Non si può che rimanere abbastanza delusi da queste ricostruzioni così approssimative e diseducative. Constatare e dare per certo solo per mezzo di un video di pochi secondi che i giovani stessero fumando uno spinello e fossero in qualche modo soggetti ad uno stato di alterazione è una considerazione condannabile per la superficialità delle idee argomentate e descritte senza nessun approccio analitico e approfondito sul fatto avvenuto. A ciò si aggiunge il risibile collegamento addirittura alle canzoni ascoltate, questione di battaglia oramai dei “saggi adulti” contro gli “scriteriati adolescenti”, e questo pensiero non può che lasciare il tempo che trova, talmente diventa basso il livello di percezione se si arriva al punto di attaccare anche velatamente dei ragazzi che con la musica non fanno altro che divertirsi e interagire, accogliendo un semplice istinto di libertà comunicativa.

Ma la condanna del fittizio tribunale informativo non poteva fermarsi qui, anzi ha continuato spregiudicatamente arrivando ad incolpare i genitori delle vittime, additandogli una scarsa educazione verso i loro figli e una assenza di attenzione nei confronti delle loro vite. Ma chi può giudicarsi un genitore e una persona migliore di un altro con tanta facilità? Chi può erigersi a giudice di cotanta civiltà e guida umana? Purtroppo c’è tra noi chi ci riesce e sono loro invece i primi che necessiterebbero di un profondo esame di coscienza oltre che di umano rispetto verso l’immenso dolore inimmaginabile che persone come parenti e genitori possono provare alla perdita di un figlio, alla consapevolezza inaccettabile di non poterli rivedere più. Qui vengono meno analisi, speculazioni e rivendicazioni. Rimane il dolore e l’unico mezzo con cui possiamo accostarci è la più umana vicinanza di conforto.
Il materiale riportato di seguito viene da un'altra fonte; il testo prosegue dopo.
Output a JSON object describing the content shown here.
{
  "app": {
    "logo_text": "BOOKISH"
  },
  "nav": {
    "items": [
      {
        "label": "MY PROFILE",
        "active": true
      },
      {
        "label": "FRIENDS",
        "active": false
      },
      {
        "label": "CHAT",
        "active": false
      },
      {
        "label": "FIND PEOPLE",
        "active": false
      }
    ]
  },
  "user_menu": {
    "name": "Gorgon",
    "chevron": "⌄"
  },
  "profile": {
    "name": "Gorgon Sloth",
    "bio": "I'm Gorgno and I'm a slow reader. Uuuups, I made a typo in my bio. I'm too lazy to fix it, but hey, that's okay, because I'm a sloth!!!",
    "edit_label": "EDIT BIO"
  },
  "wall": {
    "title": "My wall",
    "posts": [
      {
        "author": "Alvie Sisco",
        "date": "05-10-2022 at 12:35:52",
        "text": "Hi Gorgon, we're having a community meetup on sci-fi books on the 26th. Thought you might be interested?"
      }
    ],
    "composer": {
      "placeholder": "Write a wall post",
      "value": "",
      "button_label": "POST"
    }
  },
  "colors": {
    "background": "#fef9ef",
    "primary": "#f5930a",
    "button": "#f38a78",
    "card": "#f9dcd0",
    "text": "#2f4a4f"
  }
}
Come si evince, si è elucubrato subito e molto su dinamiche e teorie di rapporti umani, quasi fossero l’unico movente, trascurando invece quei risvolti più pratici, come può essere ricostruire l’incidente analizzando lo stato della strada coinvolta. Chi abita nelle vicinanze sa ed è consapevole infatti della poca illuminazione di quel tratto, la quale scarseggia già dalla rotonda che precede il ponte e che infatti non aiuta a giusta misura la consultazione anche della segnaletica stradale. In generale e in maniera più amplificata nelle ore serali e notturne, tutto il percorso Palo-Bitonto è poco sicuro, con carreggiate strette, poche limitazioni ed insufficienti accorgimenti. In definitiva si deve considerare tutto il complesso dell’avvenimento in ogni sua causa e non partire prevenuti in un giudizio mediatico e frettoloso contro i ragazzi e i loro genitori, al puro scopo di creare lo scoop che si tramuta in infima calunnia e che oscura i possibili scenari che può assumere la verità.

Tutti noi siamo stati giovani per una volta e tutti noi abbiamo provato, in forme diverse, l’ebrezza dell’essere giovane, di vivere ora e adesso il mondo, di sentirci unici perché è in questo istante, travolti da un turbine di difficoltà e fragilità che accompagnano questa età, che ci sentiamo capaci di esprimere ogni possibilità che ci offre la vita. Ed erano tutto ciò anche questi ragazzi, che sono stati strappati anzitempo dai loro amici, parenti, dalle mani dei loro genitori e per la bellezza della loro vita “unica” e “inimitabile” dovremmo, se non altro, avere la dignità del silenzio.